Two more storms on the way to Maine
Thursday storm a nuisance more than anything
This is one of those flat, elongated slow movers that lacks a punch. It's basically a lazy warm front that tries to ignite around the benchmark 40° N / 70° W point, but it doesn't appear to have much upper-level energy working with it for it to become too out of hand.
For the snow removal folks, it's another long drawn annoying event. A long day of work with not a whole lot of substance.
File this under "another event overdone by models in the long range that misfires like a whoopie cushion in the end."
There have been a lot of those this winter.
Wednesday 4 PM to Friday 1 AM - Snow showers break out over southwestern areas Wednesday night. As the frontal boundary takes its sweet time moving to the northeast, snow showers eventually make it into northern and eastern areas in the wee hours of Thursday. At that point, southwestern areas south of the foothills may see some sleet, a low chance for brief freezing rain or drizzle, and rain showers along the coast. This will make roads slick for the morning commute. A warm nose works across the coastal plain and brings a light junky mix through mid to late morning for areas south of Route 2. Closer to the coast, the better chance for rain. Precipitation is expected to end over southwestern areas by around noon. Snow for the mountains and north and a mix is expected over eastern areas until Thursday night, and finally leaving the region around midnight Friday.
This is the idea out of the gate. I'll have an update on this Wednesday, but I don't expect this is going to change much.
I don't expect much wind on the front side of this, but as the storm moves east and intensifies a bit, breezy conditions are expected to pick up on the backside Thursday night, then settles Friday morning.
One more storm for Friday night into Saturday
This is one of those set ups that raises red flags for this forecaster and makes me wonder if models are overdoing it again.
Friday 7 AM to Sunday 7 AM - Massive blocking over Greenland, a strong ridge over the eastern Pacific, a deep trough over the west, and a cut-off upper level low that runs out of gas as it heads from the southern Plains to the northeast.
It's the "runs out of gas" part that has me concerned.
Friday 7 AM to Sunday 7 AM - Looks like we get through Friday alright with little in the way of precipitation. What will bring a blizzard over the Plains occludes (weakens) as it moves toward the Great Lakes. A secondary low tries to fire up along the frontal boundary tail and tries to siphon off the upper-level energy and spin up an ocean low. The problem is that it will run out of gas along the ridge and weaken as it gets near benchmark Saturday night.

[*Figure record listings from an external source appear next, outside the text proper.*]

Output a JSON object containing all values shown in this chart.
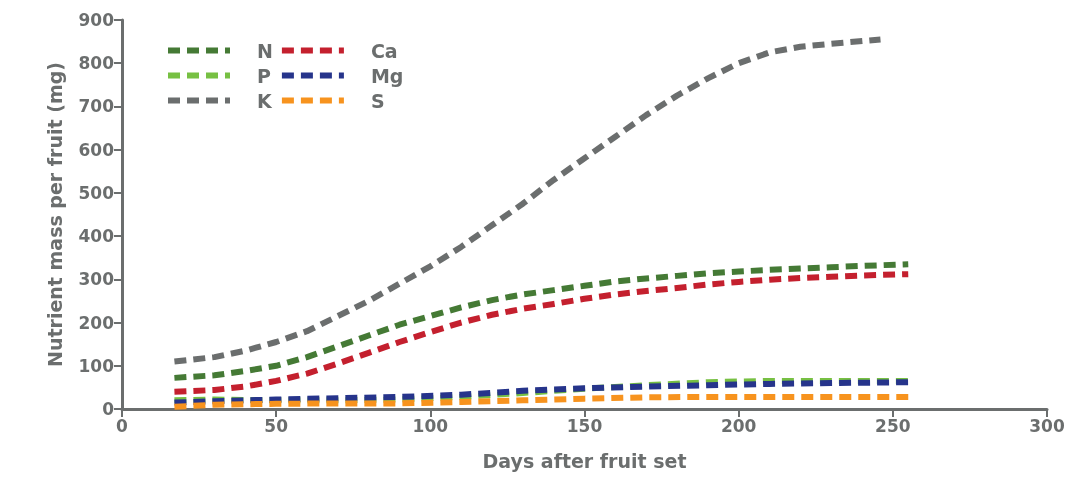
{
  "chart_data": {
    "type": "line",
    "xlabel": "Days after fruit set",
    "ylabel": "Nutrient mass per fruit (mg)",
    "xlim": [
      0,
      300
    ],
    "xticks": [
      0,
      50,
      100,
      150,
      200,
      250,
      300
    ],
    "ylim": [
      0,
      900
    ],
    "yticks": [
      0,
      100,
      200,
      300,
      400,
      500,
      600,
      700,
      800,
      900
    ],
    "grid": false,
    "legend": "top left",
    "marker": "none",
    "line_style": "dashed",
    "series": [
      {
        "name": "N",
        "color": "#457a35",
        "x": [
          17,
          30,
          40,
          50,
          60,
          70,
          80,
          90,
          100,
          110,
          120,
          130,
          140,
          150,
          160,
          170,
          180,
          190,
          200,
          210,
          220,
          230,
          240,
          255
        ],
        "values": [
          72,
          78,
          88,
          100,
          120,
          145,
          170,
          195,
          215,
          235,
          252,
          265,
          275,
          285,
          295,
          302,
          308,
          314,
          318,
          322,
          325,
          328,
          331,
          335
        ]
      },
      {
        "name": "P",
        "color": "#77c043",
        "x": [
          17,
          30,
          50,
          70,
          90,
          110,
          130,
          150,
          170,
          190,
          210,
          230,
          255
        ],
        "values": [
          20,
          22,
          20,
          20,
          22,
          28,
          37,
          47,
          55,
          62,
          65,
          65,
          65
        ]
      },
      {
        "name": "K",
        "color": "#6b6e6e",
        "x": [
          17,
          30,
          40,
          50,
          60,
          70,
          80,
          90,
          100,
          110,
          120,
          130,
          140,
          150,
          160,
          170,
          180,
          190,
          200,
          210,
          220,
          230,
          246
        ],
        "values": [
          110,
          120,
          135,
          155,
          180,
          215,
          250,
          290,
          330,
          375,
          425,
          475,
          530,
          580,
          630,
          680,
          725,
          765,
          800,
          825,
          838,
          845,
          855
        ]
      },
      {
        "name": "Ca",
        "color": "#c4202e",
        "x": [
          17,
          30,
          40,
          50,
          60,
          70,
          80,
          90,
          100,
          110,
          120,
          130,
          140,
          150,
          160,
          170,
          180,
          190,
          200,
          210,
          220,
          230,
          240,
          255
        ],
        "values": [
          40,
          44,
          52,
          65,
          82,
          105,
          130,
          155,
          178,
          200,
          218,
          232,
          243,
          255,
          265,
          273,
          280,
          288,
          294,
          299,
          303,
          306,
          309,
          312
        ]
      },
      {
        "name": "Mg",
        "color": "#26348b",
        "x": [
          17,
          30,
          50,
          70,
          90,
          110,
          130,
          150,
          170,
          190,
          210,
          230,
          255
        ],
        "values": [
          15,
          18,
          22,
          25,
          28,
          33,
          42,
          48,
          52,
          55,
          58,
          60,
          62
        ]
      },
      {
        "name": "S",
        "color": "#f7931e",
        "x": [
          17,
          30,
          50,
          70,
          90,
          110,
          130,
          150,
          170,
          190,
          210,
          230,
          255
        ],
        "values": [
          5,
          10,
          12,
          13,
          13,
          16,
          20,
          24,
          27,
          28,
          28,
          28,
          28
        ]
      }
    ]
  }
}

All in all, this is a juiced warm front.
Two things going for a decent snow potential with this is the cold air locked in, along with liquid equivalent of ½-1" over southwestern areas. Northern areas may get little to nothing from this event as high pressure to the north shunts the storm to east. It's wait and see for the coast IF it stays all snow or some mixing creeps in. It's wait and see if the moisture is overdone. It's also wait and see if this sticky snow that may cause power outage concerns.
Remember, this system is in the process of weakening. The wild card here is if the ocean low gets going earlier, that may enhance precipitation amounts, but that idea is low.
For now, think 6"+ from Jackman to Belfast south and west, and stay tuned for fine tuning and details.
Temperature outlook through Sunday
The normal high and low for March 1st in Caribou is 29° and 9°. For Portland, 38° and 21°. Expect above normal temperatures through Thursday before cooling down over the weekend.